Commentary

Chinese City Uses Social Media for Real Time Earthquake Warnings

While it’s great for casual stalking, gossip, and relentlessly comparing yourself to other people, social media actually has some potentially useful applications too. One of the biggest is emergency information of various kinds, including alerting people about criminals on the loose, impending inclement weather, public health crises, and so on. Now we can add earthquake warnings, delivered in real time, to the list.

Last week the Chinese city of Chengdu, with over 14 million inhabitants, used social media to send warnings of an approaching earthquake shockwave to users on Weibo, a microblogging site that is often called the Chinese Twitter. The messages were sent by a local earthquake research organization, which has created an automatic warning system which immediately sends messages out to social media followers when an earthquake is detected.

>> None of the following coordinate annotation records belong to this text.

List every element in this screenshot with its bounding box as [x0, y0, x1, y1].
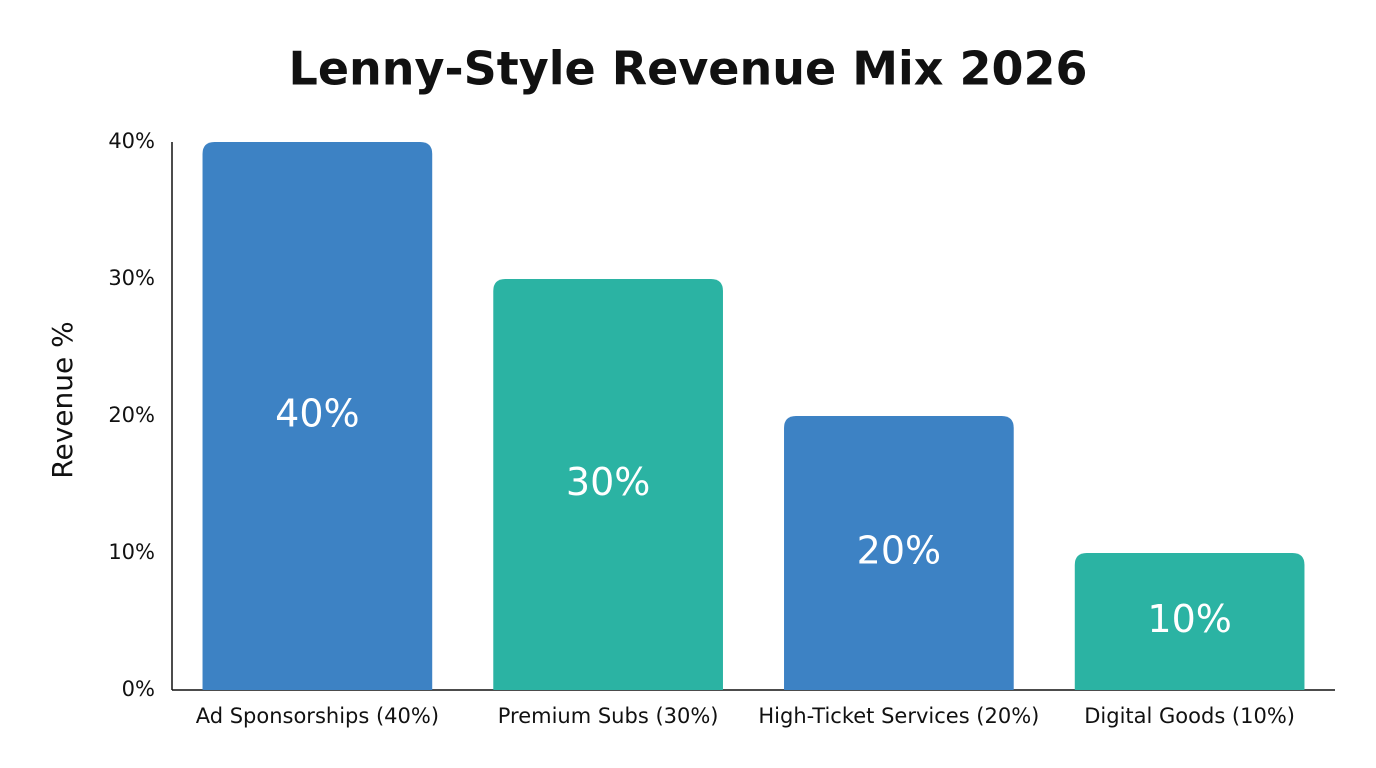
y-tick-label: 20%: [108, 403, 155, 427]
bar: [1074, 553, 1305, 690]
bar: [202, 142, 433, 690]
y-tick-label: 0%: [122, 677, 155, 701]
value-label: 10%: [1147, 597, 1231, 641]
y-tick-label: 30%: [108, 266, 155, 290]
y-axis-label: Revenue %: [46, 321, 79, 478]
chart-title: Lenny-Style Revenue Mix 2026: [289, 42, 1088, 96]
x-tick-label: Premium Subs (30%): [498, 704, 719, 728]
value-label: 30%: [566, 460, 650, 504]
value-label: 20%: [857, 529, 941, 573]
bar: [784, 416, 1014, 690]
bar: [493, 279, 723, 690]
x-tick-label: Ad Sponsorships (40%): [196, 704, 439, 728]
y-tick-label: 40%: [108, 129, 155, 153]
x-tick-label: Digital Goods (10%): [1084, 704, 1295, 728]
value-label: 40%: [275, 392, 359, 436]
x-tick-label: High-Ticket Services (20%): [758, 704, 1039, 728]
y-tick-label: 10%: [108, 540, 155, 564]
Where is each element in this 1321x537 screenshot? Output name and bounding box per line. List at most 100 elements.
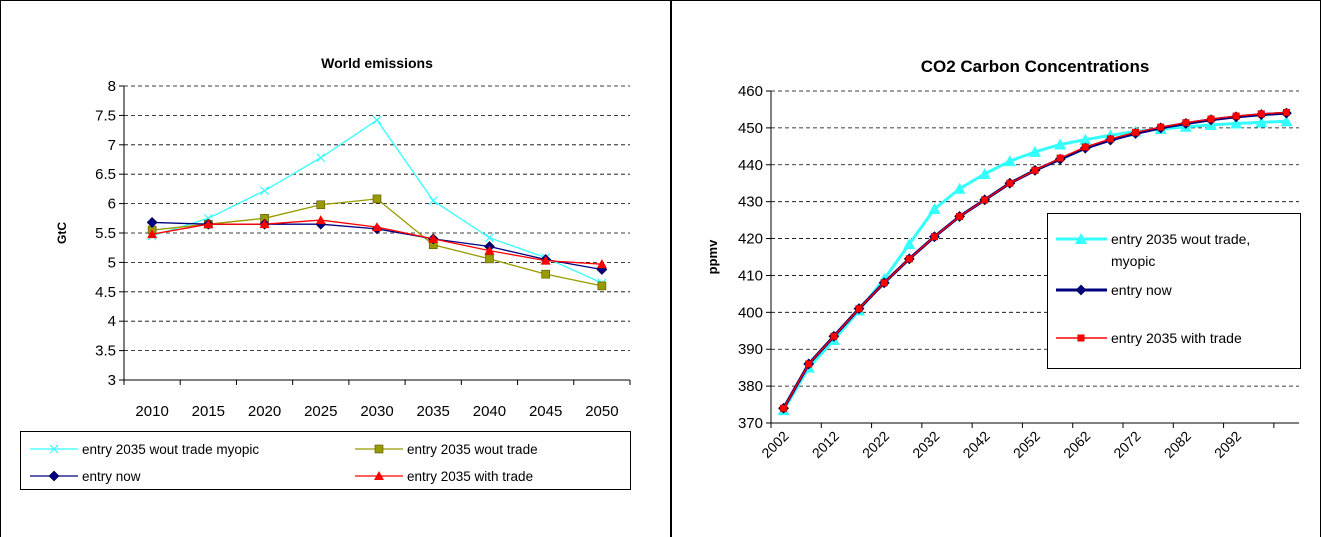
- data-point: [1079, 133, 1092, 145]
- x-tick-label: 2035: [417, 403, 450, 420]
- data-point: [880, 279, 888, 287]
- world-emissions-panel: World emissions GtC 3 3.5 4 4.5 5 5.5 6 6.5 7 7.5 8 2…: [0, 0, 671, 537]
- y-tick-label: 460: [738, 83, 763, 100]
- data-point: [1207, 115, 1215, 123]
- data-point: [260, 186, 269, 196]
- y-tick-label: 7.5: [95, 107, 116, 124]
- y-tick-label: 6: [108, 196, 116, 213]
- data-point: [484, 245, 495, 255]
- x-tick-label: 2045: [529, 403, 562, 420]
- data-point: [372, 194, 382, 204]
- data-point: [428, 196, 438, 206]
- y-tick-label: 400: [738, 304, 763, 321]
- data-point: [930, 233, 938, 241]
- y-axis-label: ppmv: [705, 239, 720, 274]
- y-tick-label: 5.5: [95, 225, 116, 242]
- x-tick-label: 2025: [304, 403, 337, 420]
- legend-marker: [374, 444, 384, 454]
- legend-label: entry 2035 with trade: [1111, 330, 1242, 346]
- y-tick-label: 380: [738, 378, 763, 395]
- data-point: [981, 196, 989, 204]
- data-point: [953, 182, 966, 194]
- legend-label-line: entry 2035 wout trade,: [1111, 231, 1250, 247]
- y-tick-label: 430: [738, 194, 763, 211]
- world-emissions-chart: World emissions GtC 3 3.5 4 4.5 5 5.5 6 6.5 7 7.5 8 2…: [0, 0, 671, 537]
- legend-label-line: myopic: [1111, 253, 1155, 269]
- legend-label: entry 2035 wout trade, myopic: [1111, 231, 1250, 269]
- data-point: [1132, 128, 1140, 136]
- legend-label: entry now: [82, 469, 141, 484]
- data-point: [597, 281, 607, 291]
- x-tick-label: 2015: [192, 403, 225, 420]
- data-point: [259, 219, 270, 229]
- y-tick-label: 5: [108, 254, 116, 271]
- legend-label: entry 2035 wout trade: [407, 442, 538, 457]
- chart-title: CO2 Carbon Concentrations: [921, 57, 1150, 76]
- data-point: [146, 216, 158, 228]
- y-tick-label: 4.5: [95, 284, 116, 301]
- y-tick-label: 420: [738, 231, 763, 248]
- x-tick-label: 2010: [135, 403, 168, 420]
- data-point: [1031, 166, 1039, 174]
- data-point: [372, 115, 382, 125]
- y-tick-label: 390: [738, 341, 763, 358]
- co2-concentrations-chart: CO2 Carbon Concentrations ppmv 370 380 390 40…: [671, 0, 1321, 537]
- y-tick-label: 370: [738, 415, 763, 432]
- legend: entry 2035 wout trade myopic entry 2035 w…: [20, 431, 631, 490]
- data-point: [540, 255, 551, 265]
- legend-label: entry now: [1111, 282, 1173, 298]
- data-point: [905, 255, 913, 263]
- legend-marker: [374, 471, 384, 480]
- y-tick-label: 6.5: [95, 166, 116, 183]
- data-point: [1054, 138, 1067, 150]
- x-tick-label: 2020: [248, 403, 281, 420]
- legend-label: entry 2035 with trade: [407, 469, 533, 484]
- data-point: [1257, 110, 1265, 118]
- data-point: [928, 203, 941, 215]
- data-point: [316, 200, 326, 210]
- y-tick-label: 3.5: [95, 343, 116, 360]
- y-axis-label: GtC: [55, 222, 69, 244]
- data-point: [596, 259, 607, 269]
- data-point: [956, 212, 964, 220]
- data-point: [1280, 115, 1293, 127]
- data-point: [541, 269, 550, 279]
- series-2: [780, 108, 1290, 412]
- y-tick-label: 8: [108, 78, 116, 95]
- data-point: [1106, 135, 1114, 143]
- data-point: [203, 219, 214, 229]
- data-point: [1157, 123, 1165, 131]
- legend-box: [20, 431, 631, 490]
- data-point: [1282, 108, 1290, 116]
- data-point: [428, 233, 439, 243]
- data-point: [1255, 116, 1268, 128]
- data-point: [1230, 117, 1243, 129]
- x-tick-label: 2040: [473, 403, 506, 420]
- data-point: [978, 168, 991, 179]
- legend-marker: [1077, 334, 1085, 342]
- data-point: [485, 254, 494, 264]
- data-point: [1182, 119, 1190, 127]
- data-point: [830, 332, 838, 340]
- gridlines: [124, 85, 630, 352]
- legend-marker: [1075, 284, 1087, 296]
- legend-marker: [48, 470, 60, 482]
- data-point: [147, 229, 158, 239]
- y-tick-label: 440: [738, 157, 763, 174]
- data-point: [1003, 155, 1016, 167]
- data-point: [805, 360, 813, 368]
- y-tick-label: 410: [738, 267, 763, 284]
- data-point: [1029, 145, 1041, 157]
- y-tick-label: 4: [108, 313, 116, 330]
- legend-marker: [1075, 233, 1087, 244]
- data-point: [903, 238, 916, 250]
- x-tick-label: 2030: [360, 403, 393, 420]
- y-tick-label: 450: [738, 120, 763, 137]
- data-point: [1006, 179, 1014, 187]
- legend: entry 2035 wout trade, myopic entry now ent…: [1047, 213, 1301, 369]
- data-point: [485, 233, 494, 243]
- chart-title: World emissions: [321, 55, 433, 71]
- data-point: [315, 215, 326, 225]
- data-point: [1232, 112, 1240, 120]
- y-tick-label: 3: [108, 372, 116, 389]
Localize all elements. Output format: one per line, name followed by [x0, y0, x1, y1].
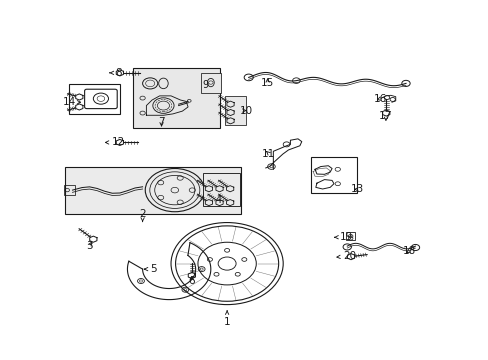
Text: 17: 17 — [379, 111, 392, 121]
Text: 13: 13 — [350, 184, 364, 194]
Text: 9: 9 — [202, 80, 208, 90]
Text: 18: 18 — [402, 246, 416, 256]
Text: 16: 16 — [373, 94, 386, 104]
Text: 7: 7 — [158, 117, 164, 127]
FancyBboxPatch shape — [224, 96, 245, 125]
Text: 15: 15 — [261, 78, 274, 88]
Text: 20: 20 — [336, 251, 356, 261]
Text: 10: 10 — [239, 105, 252, 116]
Text: 14: 14 — [63, 97, 81, 107]
FancyBboxPatch shape — [133, 68, 220, 128]
Text: 6: 6 — [188, 276, 195, 286]
FancyBboxPatch shape — [200, 73, 221, 93]
Text: 1: 1 — [224, 311, 230, 327]
Text: 2: 2 — [139, 209, 145, 221]
FancyBboxPatch shape — [65, 167, 241, 214]
Text: 8: 8 — [110, 68, 122, 78]
Text: 4: 4 — [215, 194, 221, 204]
Text: 3: 3 — [86, 240, 93, 251]
FancyBboxPatch shape — [203, 173, 240, 206]
Text: 5: 5 — [144, 264, 157, 274]
Text: 11: 11 — [262, 149, 275, 158]
Text: 19: 19 — [334, 232, 353, 242]
Text: 12: 12 — [105, 138, 125, 148]
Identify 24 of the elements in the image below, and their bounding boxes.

The emergency warning system was created after Chengdu and other parts of Sichuan province were devastated by the 2008 earthquake which measured 7.9 on the Richter scale and killed almost 70,000 people, including thousands of school children caught in collapsing school buildings. The system employs 200 seismic sensors over an area of around 7,700 square miles; messages are automatically sent within five seconds of a seismic event being detected.

While it might seem futile to alert people to an earthquake that is already happening, Chinese studies have shown that timely alerts could actually make a big difference in survival rates; according to one study, casualties could be reduced by 14% if people in the affected area received a three-second warning, increasing to 39% with a ten-second warning, and 63% for a 20-second warning.  Most earthquake shockwaves travel at a speed of three to four miles per second, so if the epicenter of a quake were located 50 miles away from an urban area, that would leave about ten to 15 seconds before the shockwave arrived. If the warning were delivered within five seconds, that leaves five to ten seconds to grab your kid (or your pet or your prized fern or whatever) and get out of a building, or at least into a doorjamb.

Of course there are some obstacles to implementation, including issues that will sound familiar to advertisers, like reach and awareness. So far the Chengdu research institute only has around 1,000 followers on Weibo, which means the alert last week was more a “proof of concept” than anything else. But there are hundreds of millions of Chinese on microblogging services, and if they are anywhere near as obsessive as Americans -- I’m guessing they are -- they probably have them open on their browsers or smartphones all the time, making pretty good odds of reaching a good number of them. Then users who see the message can alert those around them.